"UK Has No Intention Of...": British Minister On Those Who Hide To Evade Justice


Tom Tugendhat, without citing specific cases, said legal processes must be adhered to in matters relating to extradition.

New Delhi: 

The United Kingdom has no intention of becoming a place where those seeking to evade justice can hide, British Security Minister Tom Tugendhat said, amid India's continuing push for extradition of billionaire fugitives Vijay Mallya and Nirav Modi.

Mr Tugendhat, without citing specific cases, said legal processes must be adhered to in matters relating to extradition.

"We both (the UK and India) have legal processes that must be gone through. But the UK government is absolutely clear, we have no intention of becoming a place where those who are seeking to evade justice can hide," he told PTI in an interview.

Mr Tugendhat was in India on a three-day visit from August 10 to 12, primarily to attend the G20 anti-corruption ministerial meeting in Kolkata.

In Delhi, he held talks with External Affairs Minister S Jaishankar and National Security Advisor Ajit Doval.

The British Security Minister was replying to a question on India's persistent demand for extradition of a number of economic offenders including Vijay Mallya and Nirav Modi, who are living in the UK.

Nirav Modi, the fugitive diamond merchant, is wanted in India to stand trial on fraud and money laundering charges.

The 52-year-old businessman last year lost his legal battle in the highest UK court against being extradited to India in the estimated USD 2 billion Punjab National Bank loan scam case.

But his case is now said to be "statute barred", indicating further pending litigation.

Vijay Mallya, who fled to the UK in March 2016, is wanted in India over a default of ₹ 9,000 crore that was loaned to Kingfisher Airlines by several banks.

Asked about his talks with NSA Doval, the British Security Minister declined to share the details but noted that the broad bilateral cooperation is focused on security of the two nations and the prosperity of the citizens.

"We're talking about the security of our two nations and the prosperity of our citizens, their ability to conduct their business at home and abroad," he said.

"But we're also talking about the challenges we face, and we've both made it clear in different ways that the challenge of China is one that faces us both, and we've seen incidents on your northern border, but we've also seen the way in which technology has changed and the way in which we need to address it as areas in which we need to have greater cooperation," he said.

Mr Tugendhat highlighted how India and the UK are cooperating in new technologies relating to artificial intelligence (AI).

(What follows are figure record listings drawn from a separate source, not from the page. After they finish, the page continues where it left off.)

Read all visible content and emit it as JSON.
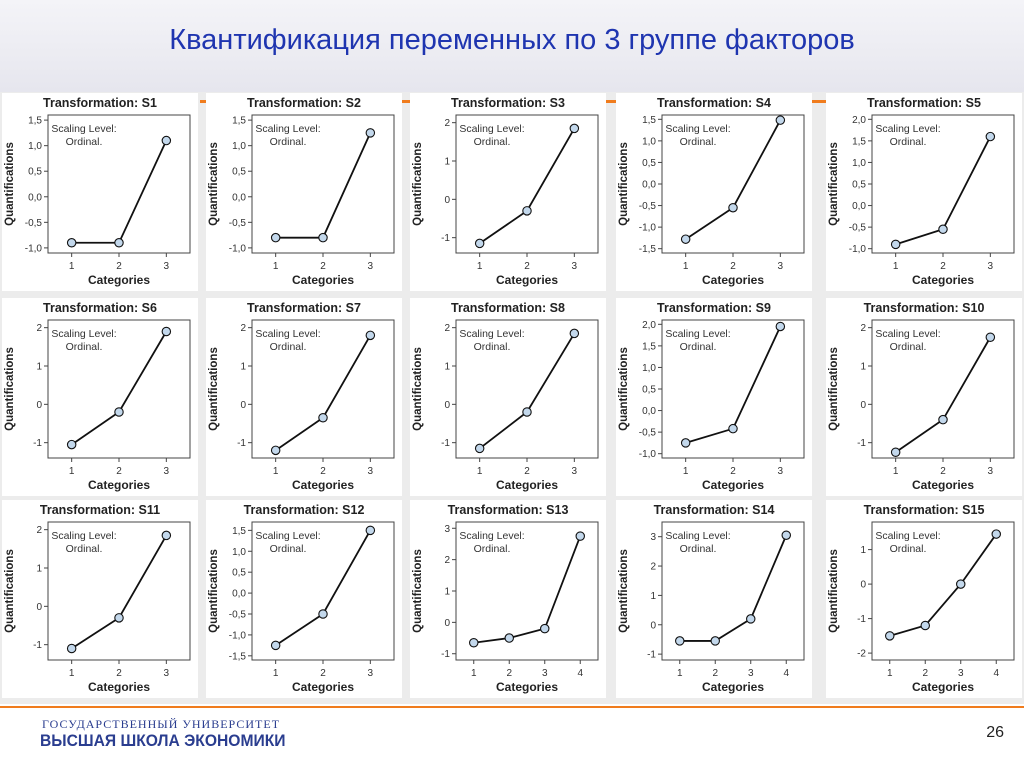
{
  "slide": {
    "title": "Квантификация переменных по 3 группе факторов",
    "footer_org_line1": "ГОСУДАРСТВЕННЫЙ УНИВЕРСИТЕТ",
    "footer_org_line2": "ВЫСШАЯ ШКОЛА ЭКОНОМИКИ",
    "page_number": "26",
    "accent_color": "#f07c1d",
    "title_color": "#1f35b0",
    "point_fill": "#c3d8ec"
  },
  "chart_data": [
    {
      "type": "line",
      "title": "Transformation: S1",
      "annotation": "Scaling Level:\nOrdinal.",
      "xlabel": "Categories",
      "ylabel": "Quantifications",
      "x": [
        1,
        2,
        3
      ],
      "y": [
        -0.9,
        -0.9,
        1.1
      ],
      "ylim": [
        -1.1,
        1.6
      ],
      "yticks": [
        "1,5",
        "1,0",
        "0,5",
        "0,0",
        "-0,5",
        "-1,0"
      ],
      "ytick_values": [
        1.5,
        1.0,
        0.5,
        0.0,
        -0.5,
        -1.0
      ]
    },
    {
      "type": "line",
      "title": "Transformation: S2",
      "annotation": "Scaling Level:\nOrdinal.",
      "xlabel": "Categories",
      "ylabel": "Quantifications",
      "x": [
        1,
        2,
        3
      ],
      "y": [
        -0.8,
        -0.8,
        1.25
      ],
      "ylim": [
        -1.1,
        1.6
      ],
      "yticks": [
        "1,5",
        "1,0",
        "0,5",
        "0,0",
        "-0,5",
        "-1,0"
      ],
      "ytick_values": [
        1.5,
        1.0,
        0.5,
        0.0,
        -0.5,
        -1.0
      ]
    },
    {
      "type": "line",
      "title": "Transformation: S3",
      "annotation": "Scaling Level:\nOrdinal.",
      "xlabel": "Categories",
      "ylabel": "Quantifications",
      "x": [
        1,
        2,
        3
      ],
      "y": [
        -1.15,
        -0.3,
        1.85
      ],
      "ylim": [
        -1.4,
        2.2
      ],
      "yticks": [
        "2",
        "1",
        "0",
        "-1"
      ],
      "ytick_values": [
        2,
        1,
        0,
        -1
      ]
    },
    {
      "type": "line",
      "title": "Transformation: S4",
      "annotation": "Scaling Level:\nOrdinal.",
      "xlabel": "Categories",
      "ylabel": "Quantifications",
      "x": [
        1,
        2,
        3
      ],
      "y": [
        -1.28,
        -0.55,
        1.48
      ],
      "ylim": [
        -1.6,
        1.6
      ],
      "yticks": [
        "1,5",
        "1,0",
        "0,5",
        "0,0",
        "-0,5",
        "-1,0",
        "-1,5"
      ],
      "ytick_values": [
        1.5,
        1.0,
        0.5,
        0.0,
        -0.5,
        -1.0,
        -1.5
      ]
    },
    {
      "type": "line",
      "title": "Transformation: S5",
      "annotation": "Scaling Level:\nOrdinal.",
      "xlabel": "Categories",
      "ylabel": "Quantifications",
      "x": [
        1,
        2,
        3
      ],
      "y": [
        -0.9,
        -0.55,
        1.6
      ],
      "ylim": [
        -1.1,
        2.1
      ],
      "yticks": [
        "2,0",
        "1,5",
        "1,0",
        "0,5",
        "0,0",
        "-0,5",
        "-1,0"
      ],
      "ytick_values": [
        2.0,
        1.5,
        1.0,
        0.5,
        0.0,
        -0.5,
        -1.0
      ]
    },
    {
      "type": "line",
      "title": "Transformation: S6",
      "annotation": "Scaling Level:\nOrdinal.",
      "xlabel": "Categories",
      "ylabel": "Quantifications",
      "x": [
        1,
        2,
        3
      ],
      "y": [
        -1.05,
        -0.2,
        1.9
      ],
      "ylim": [
        -1.4,
        2.2
      ],
      "yticks": [
        "2",
        "1",
        "0",
        "-1"
      ],
      "ytick_values": [
        2,
        1,
        0,
        -1
      ]
    },
    {
      "type": "line",
      "title": "Transformation: S7",
      "annotation": "Scaling Level:\nOrdinal.",
      "xlabel": "Categories",
      "ylabel": "Quantifications",
      "x": [
        1,
        2,
        3
      ],
      "y": [
        -1.2,
        -0.35,
        1.8
      ],
      "ylim": [
        -1.4,
        2.2
      ],
      "yticks": [
        "2",
        "1",
        "0",
        "-1"
      ],
      "ytick_values": [
        2,
        1,
        0,
        -1
      ]
    },
    {
      "type": "line",
      "title": "Transformation: S8",
      "annotation": "Scaling Level:\nOrdinal.",
      "xlabel": "Categories",
      "ylabel": "Quantifications",
      "x": [
        1,
        2,
        3
      ],
      "y": [
        -1.15,
        -0.2,
        1.85
      ],
      "ylim": [
        -1.4,
        2.2
      ],
      "yticks": [
        "2",
        "1",
        "0",
        "-1"
      ],
      "ytick_values": [
        2,
        1,
        0,
        -1
      ]
    },
    {
      "type": "line",
      "title": "Transformation: S9",
      "annotation": "Scaling Level:\nOrdinal.",
      "xlabel": "Categories",
      "ylabel": "Quantifications",
      "x": [
        1,
        2,
        3
      ],
      "y": [
        -0.75,
        -0.42,
        1.95
      ],
      "ylim": [
        -1.1,
        2.1
      ],
      "yticks": [
        "2,0",
        "1,5",
        "1,0",
        "0,5",
        "0,0",
        "-0,5",
        "-1,0"
      ],
      "ytick_values": [
        2.0,
        1.5,
        1.0,
        0.5,
        0.0,
        -0.5,
        -1.0
      ]
    },
    {
      "type": "line",
      "title": "Transformation: S10",
      "annotation": "Scaling Level:\nOrdinal.",
      "xlabel": "Categories",
      "ylabel": "Quantifications",
      "x": [
        1,
        2,
        3
      ],
      "y": [
        -1.25,
        -0.4,
        1.75
      ],
      "ylim": [
        -1.4,
        2.2
      ],
      "yticks": [
        "2",
        "1",
        "0",
        "-1"
      ],
      "ytick_values": [
        2,
        1,
        0,
        -1
      ]
    },
    {
      "type": "line",
      "title": "Transformation: S11",
      "annotation": "Scaling Level:\nOrdinal.",
      "xlabel": "Categories",
      "ylabel": "Quantifications",
      "x": [
        1,
        2,
        3
      ],
      "y": [
        -1.1,
        -0.3,
        1.85
      ],
      "ylim": [
        -1.4,
        2.2
      ],
      "yticks": [
        "2",
        "1",
        "0",
        "-1"
      ],
      "ytick_values": [
        2,
        1,
        0,
        -1
      ]
    },
    {
      "type": "line",
      "title": "Transformation: S12",
      "annotation": "Scaling Level:\nOrdinal.",
      "xlabel": "Categories",
      "ylabel": "Quantifications",
      "x": [
        1,
        2,
        3
      ],
      "y": [
        -1.25,
        -0.5,
        1.5
      ],
      "ylim": [
        -1.6,
        1.7
      ],
      "yticks": [
        "1,5",
        "1,0",
        "0,5",
        "0,0",
        "-0,5",
        "-1,0",
        "-1,5"
      ],
      "ytick_values": [
        1.5,
        1.0,
        0.5,
        0.0,
        -0.5,
        -1.0,
        -1.5
      ]
    },
    {
      "type": "line",
      "title": "Transformation: S13",
      "annotation": "Scaling Level:\nOrdinal.",
      "xlabel": "Categories",
      "ylabel": "Quantifications",
      "x": [
        1,
        2,
        3,
        4
      ],
      "y": [
        -0.65,
        -0.5,
        -0.2,
        2.75
      ],
      "ylim": [
        -1.2,
        3.2
      ],
      "yticks": [
        "3",
        "2",
        "1",
        "0",
        "-1"
      ],
      "ytick_values": [
        3,
        2,
        1,
        0,
        -1
      ]
    },
    {
      "type": "line",
      "title": "Transformation: S14",
      "annotation": "Scaling Level:\nOrdinal.",
      "xlabel": "Categories",
      "ylabel": "Quantifications",
      "x": [
        1,
        2,
        3,
        4
      ],
      "y": [
        -0.55,
        -0.55,
        0.2,
        3.05
      ],
      "ylim": [
        -1.2,
        3.5
      ],
      "yticks": [
        "3",
        "2",
        "1",
        "0",
        "-1"
      ],
      "ytick_values": [
        3,
        2,
        1,
        0,
        -1
      ]
    },
    {
      "type": "line",
      "title": "Transformation: S15",
      "annotation": "Scaling Level:\nOrdinal.",
      "xlabel": "Categories",
      "ylabel": "Quantifications",
      "x": [
        1,
        2,
        3,
        4
      ],
      "y": [
        -1.5,
        -1.2,
        0,
        1.45
      ],
      "ylim": [
        -2.2,
        1.8
      ],
      "yticks": [
        "1",
        "0",
        "-1",
        "-2"
      ],
      "ytick_values": [
        1,
        0,
        -1,
        -2
      ]
    }
  ]
}
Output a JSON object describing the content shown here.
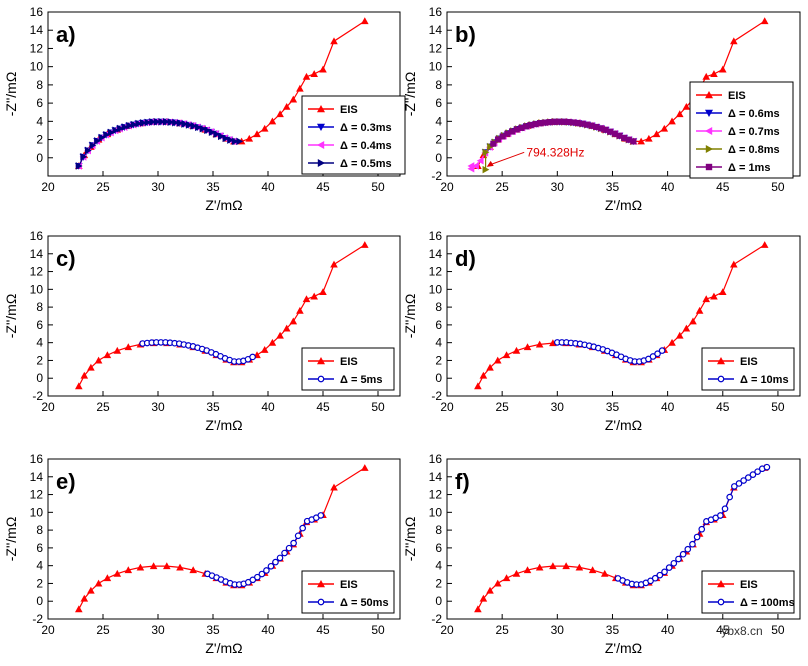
{
  "chart_data": [
    {
      "panel_label": "a)",
      "type": "scatter",
      "xlabel": "Z'/mΩ",
      "ylabel": "-Z''/mΩ",
      "xlim": [
        20,
        52
      ],
      "ylim": [
        -2,
        16
      ],
      "xticks": [
        20,
        25,
        30,
        35,
        40,
        45,
        50
      ],
      "yticks": [
        0,
        2,
        4,
        6,
        8,
        10,
        12,
        14,
        16
      ],
      "legend_position": "right-center",
      "series": [
        {
          "name": "EIS",
          "color": "#ff0000",
          "marker": "triangle-up",
          "range": "full"
        },
        {
          "name": "Δ = 0.3ms",
          "color": "#0000cc",
          "marker": "triangle-down",
          "range": [
            22.8,
            36.9
          ]
        },
        {
          "name": "Δ = 0.4ms",
          "color": "#ff33ff",
          "marker": "triangle-left",
          "range": [
            22.8,
            36.9
          ]
        },
        {
          "name": "Δ = 0.5ms",
          "color": "#000080",
          "marker": "triangle-right",
          "range": [
            22.8,
            37.4
          ]
        }
      ]
    },
    {
      "panel_label": "b)",
      "type": "scatter",
      "xlabel": "Z'/mΩ",
      "ylabel": "-Z''/mΩ",
      "xlim": [
        20,
        52
      ],
      "ylim": [
        -2,
        16
      ],
      "xticks": [
        20,
        25,
        30,
        35,
        40,
        45,
        50
      ],
      "yticks": [
        -2,
        0,
        2,
        4,
        6,
        8,
        10,
        12,
        14,
        16
      ],
      "legend_position": "left-center",
      "annotation": "794.328Hz",
      "series": [
        {
          "name": "EIS",
          "color": "#ff0000",
          "marker": "triangle-up",
          "range": "full"
        },
        {
          "name": "Δ = 0.6ms",
          "color": "#0000cc",
          "marker": "triangle-down",
          "range": [
            23.5,
            36.9
          ]
        },
        {
          "name": "Δ = 0.7ms",
          "color": "#ff33ff",
          "marker": "triangle-left",
          "range": [
            22.2,
            36.9
          ],
          "extra_points": [
            [
              22.2,
              -1.2
            ]
          ]
        },
        {
          "name": "Δ = 0.8ms",
          "color": "#808000",
          "marker": "triangle-right",
          "range": [
            23.5,
            36.9
          ],
          "extra_points": [
            [
              23.5,
              -1.3
            ]
          ]
        },
        {
          "name": "Δ = 1ms",
          "color": "#800080",
          "marker": "square",
          "range": [
            24.2,
            36.9
          ]
        }
      ]
    },
    {
      "panel_label": "c)",
      "type": "scatter",
      "xlabel": "Z'/mΩ",
      "ylabel": "-Z''/mΩ",
      "xlim": [
        20,
        52
      ],
      "ylim": [
        -2,
        16
      ],
      "xticks": [
        20,
        25,
        30,
        35,
        40,
        45,
        50
      ],
      "yticks": [
        -2,
        0,
        2,
        4,
        6,
        8,
        10,
        12,
        14,
        16
      ],
      "legend_position": "bottom-right",
      "series": [
        {
          "name": "EIS",
          "color": "#ff0000",
          "marker": "triangle-up",
          "range": "full"
        },
        {
          "name": "Δ = 5ms",
          "color": "#0000cc",
          "marker": "circle",
          "range": [
            28.6,
            38.6
          ]
        }
      ]
    },
    {
      "panel_label": "d)",
      "type": "scatter",
      "xlabel": "Z'/mΩ",
      "ylabel": "-Z''/mΩ",
      "xlim": [
        20,
        52
      ],
      "ylim": [
        -2,
        16
      ],
      "xticks": [
        20,
        25,
        30,
        35,
        40,
        45,
        50
      ],
      "yticks": [
        -2,
        0,
        2,
        4,
        6,
        8,
        10,
        12,
        14,
        16
      ],
      "legend_position": "bottom-right",
      "series": [
        {
          "name": "EIS",
          "color": "#ff0000",
          "marker": "triangle-up",
          "range": "full"
        },
        {
          "name": "Δ = 10ms",
          "color": "#0000cc",
          "marker": "circle",
          "range": [
            30.0,
            39.5
          ]
        }
      ]
    },
    {
      "panel_label": "e)",
      "type": "scatter",
      "xlabel": "Z'/mΩ",
      "ylabel": "-Z''/mΩ",
      "xlim": [
        20,
        52
      ],
      "ylim": [
        -2,
        16
      ],
      "xticks": [
        20,
        25,
        30,
        35,
        40,
        45,
        50
      ],
      "yticks": [
        -2,
        0,
        2,
        4,
        6,
        8,
        10,
        12,
        14,
        16
      ],
      "legend_position": "bottom-right",
      "series": [
        {
          "name": "EIS",
          "color": "#ff0000",
          "marker": "triangle-up",
          "range": "full"
        },
        {
          "name": "Δ = 50ms",
          "color": "#0000cc",
          "marker": "circle",
          "range": [
            34.5,
            44.8
          ]
        }
      ]
    },
    {
      "panel_label": "f)",
      "type": "scatter",
      "xlabel": "Z'/mΩ",
      "ylabel": "-Z''/mΩ",
      "xlim": [
        20,
        52
      ],
      "ylim": [
        -2,
        16
      ],
      "xticks": [
        20,
        25,
        30,
        35,
        40,
        45,
        50
      ],
      "yticks": [
        -2,
        0,
        2,
        4,
        6,
        8,
        10,
        12,
        14,
        16
      ],
      "legend_position": "bottom-right",
      "series": [
        {
          "name": "EIS",
          "color": "#ff0000",
          "marker": "triangle-up",
          "range": "full"
        },
        {
          "name": "Δ = 100ms",
          "color": "#0000cc",
          "marker": "circle",
          "range": [
            35.5,
            49.0
          ]
        }
      ]
    }
  ],
  "eis_curve": {
    "x": [
      22.8,
      23.3,
      23.9,
      24.6,
      25.4,
      26.3,
      27.3,
      28.4,
      29.6,
      30.8,
      32.0,
      33.2,
      34.3,
      35.3,
      36.2,
      36.9,
      37.6,
      38.3,
      39.0,
      39.7,
      40.4,
      41.1,
      41.7,
      42.3,
      42.9,
      43.5,
      44.2,
      45.0,
      46.0,
      48.8
    ],
    "y": [
      -0.9,
      0.3,
      1.2,
      2.0,
      2.6,
      3.1,
      3.5,
      3.8,
      3.95,
      3.95,
      3.8,
      3.5,
      3.1,
      2.6,
      2.1,
      1.8,
      1.8,
      2.1,
      2.6,
      3.2,
      4.0,
      4.8,
      5.6,
      6.4,
      7.6,
      8.9,
      9.2,
      9.7,
      12.8,
      15.0
    ]
  },
  "watermark": "ybx8.cn"
}
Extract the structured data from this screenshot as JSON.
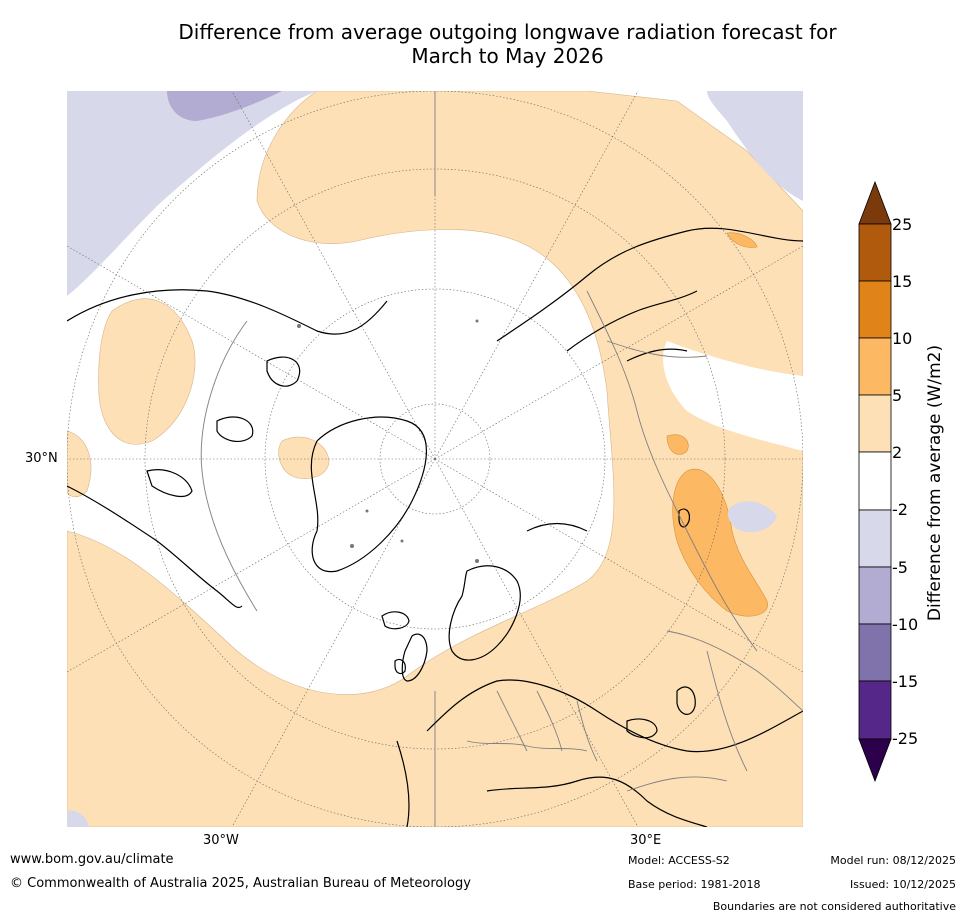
{
  "title_line1": "Difference from average outgoing longwave radiation forecast for",
  "title_line2": "March to May 2026",
  "graticule_labels": {
    "lat_30n": "30°N",
    "lon_30w": "30°W",
    "lon_30e": "30°E"
  },
  "legend": {
    "title": "Difference from average (W/m2)",
    "ticks": [
      "25",
      "15",
      "10",
      "5",
      "2",
      "-2",
      "-5",
      "-10",
      "-15",
      "-25"
    ],
    "colors": {
      "above_25": "#7a3a0c",
      "15_25": "#b05a0d",
      "10_15": "#e0841a",
      "5_10": "#fdb863",
      "2_5": "#fde0b6",
      "neutral": "#ffffff",
      "m2_m5": "#d8d8eb",
      "m5_m10": "#b2abd2",
      "m10_m15": "#8073ac",
      "m15_m25": "#542788",
      "below_m25": "#2d004b"
    }
  },
  "footer": {
    "website": "www.bom.gov.au/climate",
    "copyright": "© Commonwealth of Australia 2025, Australian Bureau of Meteorology",
    "model": "Model: ACCESS-S2",
    "base_period": "Base period: 1981-2018",
    "model_run": "Model run: 08/12/2025",
    "issued": "Issued: 10/12/2025",
    "disclaimer": "Boundaries are not considered authoritative"
  }
}
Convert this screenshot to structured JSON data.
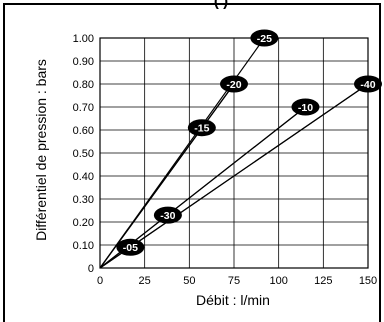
{
  "header": {
    "partial_title": "(                  )"
  },
  "colors": {
    "line": "#000000",
    "grid": "#000000",
    "badge_fill": "#000000",
    "badge_text": "#ffffff",
    "background": "#ffffff"
  },
  "chart_data": {
    "type": "line",
    "xlabel": "Débit : l/min",
    "ylabel": "Différentiel de pression : bars",
    "xlim": [
      0,
      150
    ],
    "ylim": [
      0,
      1.0
    ],
    "x_ticks": [
      0,
      25,
      50,
      75,
      100,
      125,
      150
    ],
    "x_tick_labels": [
      "0",
      "25",
      "50",
      "75",
      "100",
      "125",
      "150"
    ],
    "y_ticks": [
      0,
      0.1,
      0.2,
      0.3,
      0.4,
      0.5,
      0.6,
      0.7,
      0.8,
      0.9,
      1.0
    ],
    "y_tick_labels": [
      "0",
      "0.10",
      "0.20",
      "0.30",
      "0.40",
      "0.50",
      "0.60",
      "0.70",
      "0.80",
      "0.90",
      "1.00"
    ],
    "x_grid_step": 25,
    "y_grid_step": 0.1,
    "grid": true,
    "series": [
      {
        "name": "-25",
        "points": [
          [
            0,
            0
          ],
          [
            92,
            1.0
          ]
        ],
        "label_at": [
          92,
          1.0
        ]
      },
      {
        "name": "-20",
        "points": [
          [
            0,
            0
          ],
          [
            75,
            0.8
          ]
        ],
        "label_at": [
          75,
          0.8
        ]
      },
      {
        "name": "-15",
        "points": [
          [
            0,
            0
          ],
          [
            75,
            0.8
          ]
        ],
        "label_at": [
          57,
          0.61
        ]
      },
      {
        "name": "-40",
        "points": [
          [
            0,
            0
          ],
          [
            150,
            0.8
          ]
        ],
        "label_at": [
          150,
          0.8
        ]
      },
      {
        "name": "-10",
        "points": [
          [
            0,
            0
          ],
          [
            115,
            0.7
          ]
        ],
        "label_at": [
          115,
          0.7
        ]
      },
      {
        "name": "-30",
        "points": [
          [
            0,
            0
          ],
          [
            115,
            0.7
          ]
        ],
        "label_at": [
          38,
          0.23
        ]
      },
      {
        "name": "-05",
        "points": [
          [
            0,
            0
          ],
          [
            150,
            0.8
          ]
        ],
        "label_at": [
          17,
          0.09
        ]
      }
    ]
  }
}
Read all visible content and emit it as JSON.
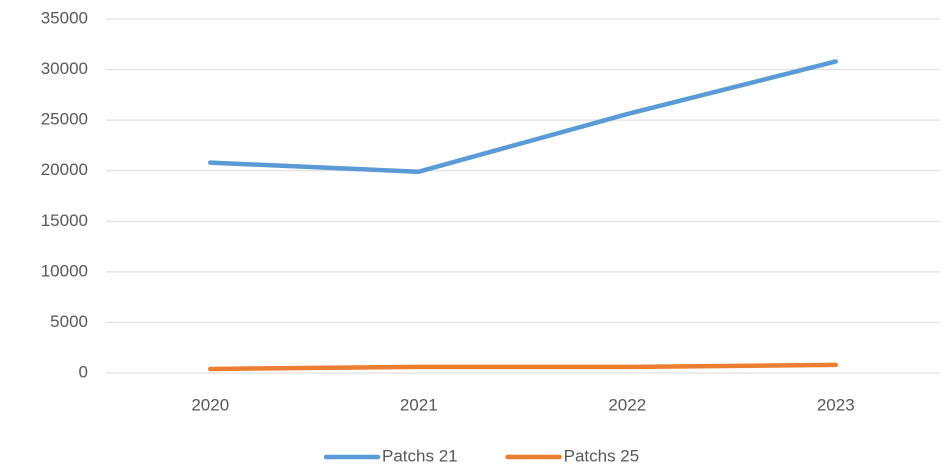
{
  "chart_data": {
    "type": "line",
    "categories": [
      "2020",
      "2021",
      "2022",
      "2023"
    ],
    "series": [
      {
        "name": "Patchs 21",
        "color": "#5b9bd5",
        "values": [
          20800,
          19900,
          25600,
          30800
        ]
      },
      {
        "name": "Patchs 25",
        "color": "#ed7d31",
        "values": [
          400,
          600,
          600,
          800
        ]
      }
    ],
    "ylim": [
      0,
      35000
    ],
    "yticks": [
      0,
      5000,
      10000,
      15000,
      20000,
      25000,
      30000,
      35000
    ],
    "grid": true,
    "legend": "bottom"
  }
}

"We see today that India is not just a centre of Indian AI, it's also a centre of British AI," he said.

"There are many firms whose data points, whose data sources are located here, often in Bangalore, and using the extraordinary technical capabilities of Indian AI experts to analyse data and to improve the productivity of their businesses," he added.

"This is a fantastic benefit both to the United Kingdom and of course to India. And so making sure that we're able to do that, we're protecting our interests, and we're developing those technologies is absolutely essential to our common future," Mr Tugendhat noted.